Tours and travails
The upshot is that India still remains only a marginal global player, accounting for only 0.56 per cent of world tourism.india Updated: Mar 13, 2008 21:05 IST
Despite a high-voltage official ‘Incredible India’ campaign to sell the country as an attractive destination, the tourist footfalls are rather modest. For a continent-sized country that has been aggressively marketed for its diversity — ‘where spiritualism breathes in and out’; ‘where forts and palaces still echo the bugle of victory’ — there were only five million tourist arrivals in 2007. This record appears dismal when the comparisons are made with the city-state of Singapore that drew in 10.3 million tourists. Viewed in perspective, a billion-strong nation attracted only five million, while a five million-strong nation got double that number. The upshot is that India still remains only a marginal global player, accounting for only 0.56 per cent of world tourism.

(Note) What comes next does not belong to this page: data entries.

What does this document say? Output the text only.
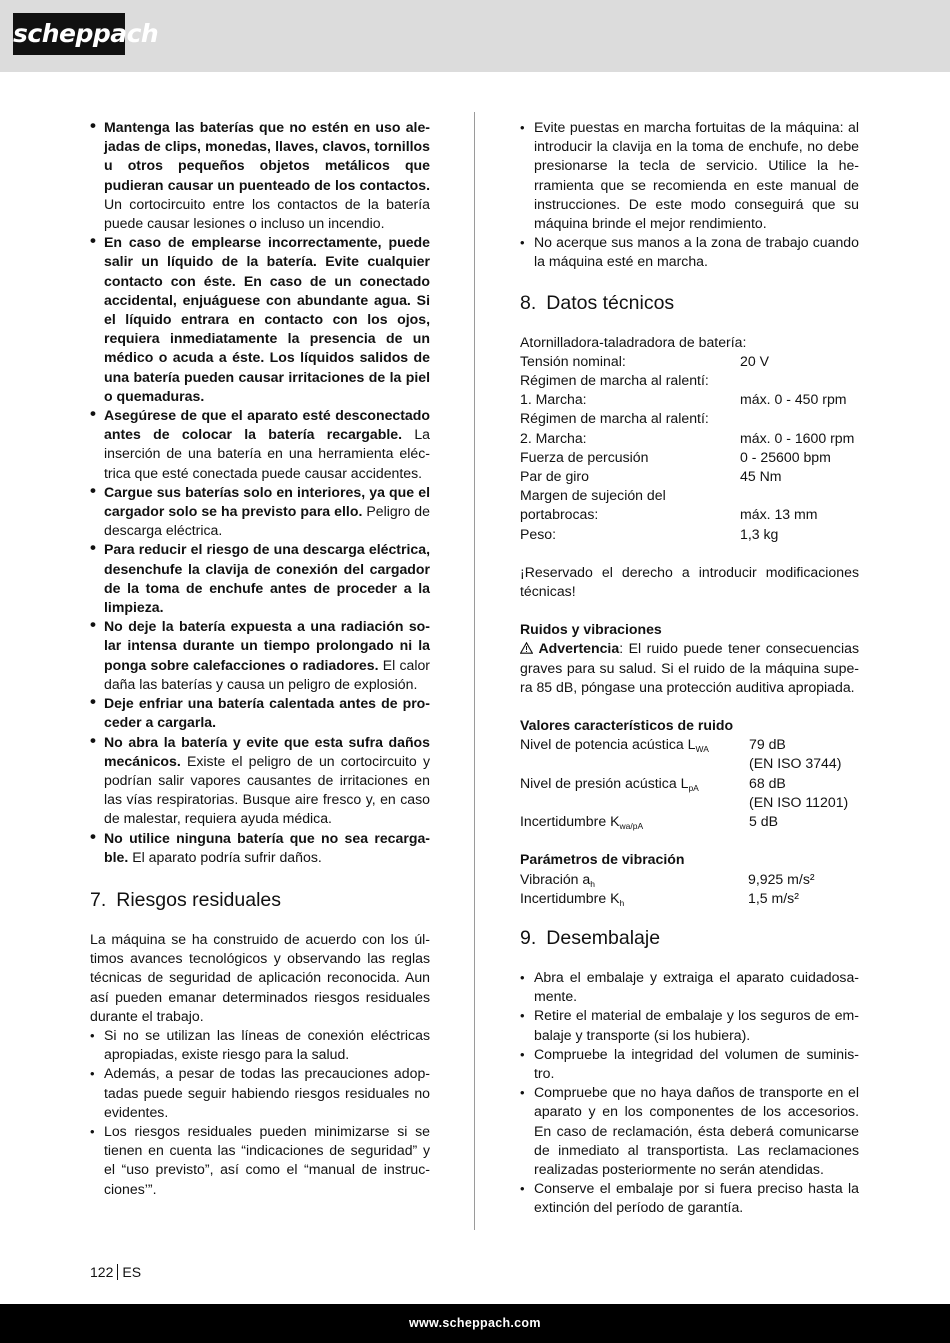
scheppach
• Mantenga las baterías que no estén en uso alejadas de clips, monedas, llaves, clavos, tornillos u otros pequeños objetos metálicos que pudieran causar un puenteado de los contactos. Un cortocircuito entre los contactos de la batería puede causar lesiones o incluso un incendio.
• En caso de emplearse incorrectamente, puede salir un líquido de la batería. Evite cualquier contacto con éste. En caso de un conectado accidental, enjuáguese con abundante agua. Si el líquido entrara en contacto con los ojos, requiera inmediatamente la presencia de un médico o acuda a éste. Los líquidos salidos de una batería pueden causar irritaciones de la piel o quemaduras.
• Asegúrese de que el aparato esté desconectado antes de colocar la batería recargable. La inserción de una batería en una herramienta eléctrica que esté conectada puede causar accidentes.
• Cargue sus baterías solo en interiores, ya que el cargador solo se ha previsto para ello. Peligro de descarga eléctrica.
• Para reducir el riesgo de una descarga eléctrica, desenchufe la clavija de conexión del cargador de la toma de enchufe antes de proceder a la limpieza.
• No deje la batería expuesta a una radiación solar intensa durante un tiempo prolongado ni la ponga sobre calefacciones o radiadores. El calor daña las baterías y causa un peligro de explosión.
• Deje enfriar una batería calentada antes de proceder a cargarla.
• No abra la batería y evite que esta sufra daños mecánicos. Existe el peligro de un cortocircuito y podrían salir vapores causantes de irritaciones en las vías respiratorias. Busque aire fresco y, en caso de malestar, requiera ayuda médica.
• No utilice ninguna batería que no sea recargable. El aparato podría sufrir daños.
7. Riesgos residuales

La máquina se ha construido de acuerdo con los últimos avances tecnológicos y observando las reglas técnicas de seguridad de aplicación reconocida. Aun así pueden emanar determinados riesgos residuales durante el trabajo.

• Si no se utilizan las líneas de conexión eléctricas apropiadas, existe riesgo para la salud.
• Además, a pesar de todas las precauciones adoptadas puede seguir habiendo riesgos residuales no evidentes.
• Los riesgos residuales pueden minimizarse si se tienen en cuenta las “indicaciones de seguridad” y el “uso previsto”, así como el “manual de instrucciones’”.
• Evite puestas en marcha fortuitas de la máquina: al introducir la clavija en la toma de enchufe, no debe presionarse la tecla de servicio. Utilice la herramienta que se recomienda en este manual de instrucciones. De este modo conseguirá que su máquina brinde el mejor rendimiento.
• No acerque sus manos a la zona de trabajo cuando la máquina esté en marcha.
8. Datos técnicos
Atornilladora-taladradora de batería:
Tensión nominal:	20 V
Régimen de marcha al ralentí:
1. Marcha:	máx. 0 - 450 rpm
Régimen de marcha al ralentí:
2. Marcha:	máx. 0 - 1600 rpm
Fuerza de percusión	0 - 25600 bpm
Par de giro	45 Nm
Margen de sujeción del
portabrocas:	máx. 13 mm
Peso:	1,3 kg

¡Reservado el derecho a introducir modificaciones técnicas!

Ruidos y vibraciones

Advertencia: El ruido puede tener consecuencias graves para su salud. Si el ruido de la máquina supera 85 dB, póngase una protección auditiva apropiada.

Valores característicos de ruido
Nivel de potencia acústica $L_{WA}$	79 dB
(EN ISO 3744)
Nivel de presión acústica $L_{pA}$	68 dB
(EN ISO 11201)
Incertidumbre $K_{wa/pA}$	5 dB
Parámetros de vibración
Vibración $a_h$	9,925 m/s²
Incertidumbre $K_h$	1,5 m/s²
9. Desembalaje
• Abra el embalaje y extraiga el aparato cuidadosamente.
• Retire el material de embalaje y los seguros de embalaje y transporte (si los hubiera).
• Compruebe la integridad del volumen de suministro.
• Compruebe que no haya daños de transporte en el aparato y en los componentes de los accesorios. En caso de reclamación, ésta deberá comunicarse de inmediato al transportista. Las reclamaciones realizadas posteriormente no serán atendidas.
• Conserve el embalaje por si fuera preciso hasta la extinción del período de garantía.
122 ES
www.scheppach.com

What accounts for this dismal record? To be sure, recent widely publicised incidents like the mysterious death of the British teenager in Goa certainly do take the sheen off campaigns like ‘Incredible India’. But the fact is that these travails don’t as yet represent an alarming trend to affect the annual level of tourist inflows. Similarly, it is tempting to infer that visitors are shying away due to the poor law and order situation in several states of the country. But are they flocking to states where there is law and order? Not quite. The absolute numbers are abysmally low, whichever way one looks at it.

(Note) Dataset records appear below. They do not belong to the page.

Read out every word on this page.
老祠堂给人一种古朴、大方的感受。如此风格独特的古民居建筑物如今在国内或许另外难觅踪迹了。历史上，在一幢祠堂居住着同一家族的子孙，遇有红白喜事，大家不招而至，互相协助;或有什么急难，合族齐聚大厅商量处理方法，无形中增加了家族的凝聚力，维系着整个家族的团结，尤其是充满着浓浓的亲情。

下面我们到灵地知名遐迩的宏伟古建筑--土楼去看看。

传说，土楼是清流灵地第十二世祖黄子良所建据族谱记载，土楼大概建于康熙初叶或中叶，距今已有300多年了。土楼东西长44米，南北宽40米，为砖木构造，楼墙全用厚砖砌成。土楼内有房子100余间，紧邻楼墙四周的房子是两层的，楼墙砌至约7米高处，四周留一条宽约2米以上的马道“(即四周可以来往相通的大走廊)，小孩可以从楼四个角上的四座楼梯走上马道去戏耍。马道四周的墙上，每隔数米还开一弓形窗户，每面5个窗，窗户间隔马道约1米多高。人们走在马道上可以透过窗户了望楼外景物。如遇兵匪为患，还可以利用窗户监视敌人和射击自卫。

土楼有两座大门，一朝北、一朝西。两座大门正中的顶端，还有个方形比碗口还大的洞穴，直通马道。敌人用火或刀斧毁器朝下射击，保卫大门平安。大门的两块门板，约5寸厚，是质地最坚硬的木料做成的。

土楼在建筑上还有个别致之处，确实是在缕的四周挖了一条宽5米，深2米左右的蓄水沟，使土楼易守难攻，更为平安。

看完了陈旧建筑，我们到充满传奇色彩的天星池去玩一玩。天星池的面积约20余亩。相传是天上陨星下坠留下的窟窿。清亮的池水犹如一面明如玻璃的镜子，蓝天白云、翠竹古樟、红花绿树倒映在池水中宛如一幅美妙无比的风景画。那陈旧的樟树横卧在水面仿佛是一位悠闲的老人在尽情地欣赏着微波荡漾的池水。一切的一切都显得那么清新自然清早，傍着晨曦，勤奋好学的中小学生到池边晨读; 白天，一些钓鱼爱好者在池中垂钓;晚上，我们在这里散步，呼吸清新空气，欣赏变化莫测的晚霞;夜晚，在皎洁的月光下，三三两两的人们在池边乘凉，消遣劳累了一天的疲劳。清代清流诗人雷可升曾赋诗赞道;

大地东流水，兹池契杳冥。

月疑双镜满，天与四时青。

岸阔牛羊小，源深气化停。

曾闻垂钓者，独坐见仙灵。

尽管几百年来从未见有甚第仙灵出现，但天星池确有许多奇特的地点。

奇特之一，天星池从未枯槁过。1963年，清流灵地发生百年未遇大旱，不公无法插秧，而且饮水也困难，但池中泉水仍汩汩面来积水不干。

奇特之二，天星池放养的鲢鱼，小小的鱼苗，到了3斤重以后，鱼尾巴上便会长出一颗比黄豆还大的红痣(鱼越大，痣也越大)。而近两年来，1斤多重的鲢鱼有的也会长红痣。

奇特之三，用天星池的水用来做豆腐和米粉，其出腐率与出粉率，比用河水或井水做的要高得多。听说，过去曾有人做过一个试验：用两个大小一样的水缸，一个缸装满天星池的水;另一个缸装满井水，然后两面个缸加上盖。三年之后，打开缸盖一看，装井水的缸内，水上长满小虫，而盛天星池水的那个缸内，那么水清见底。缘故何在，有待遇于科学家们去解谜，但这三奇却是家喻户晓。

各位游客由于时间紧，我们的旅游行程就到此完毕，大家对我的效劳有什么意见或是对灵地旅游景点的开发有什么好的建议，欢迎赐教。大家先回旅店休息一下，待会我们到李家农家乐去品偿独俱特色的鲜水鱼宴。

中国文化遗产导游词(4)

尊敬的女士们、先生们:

No explanation will be complete without taking into account the serious infrastructure deficiencies that prevent tourist inflows from taking off. For starters, consider the number of hotel rooms that remain way below what is required. A couple of years ago, 1.5 lakh hotel rooms were put out as the number required to be built. Such numbers are seriously outdated as domestic tourism is also booming of late. The requirement is not only for five-star hotels but budget accommodation as well. Then take the pathetic state of our airports, delayed flight schedules and inadequate road connectivity. If these are far from adequate, how can more and more visitors then be expected to check out our golden beaches, misty mountains and desert sands?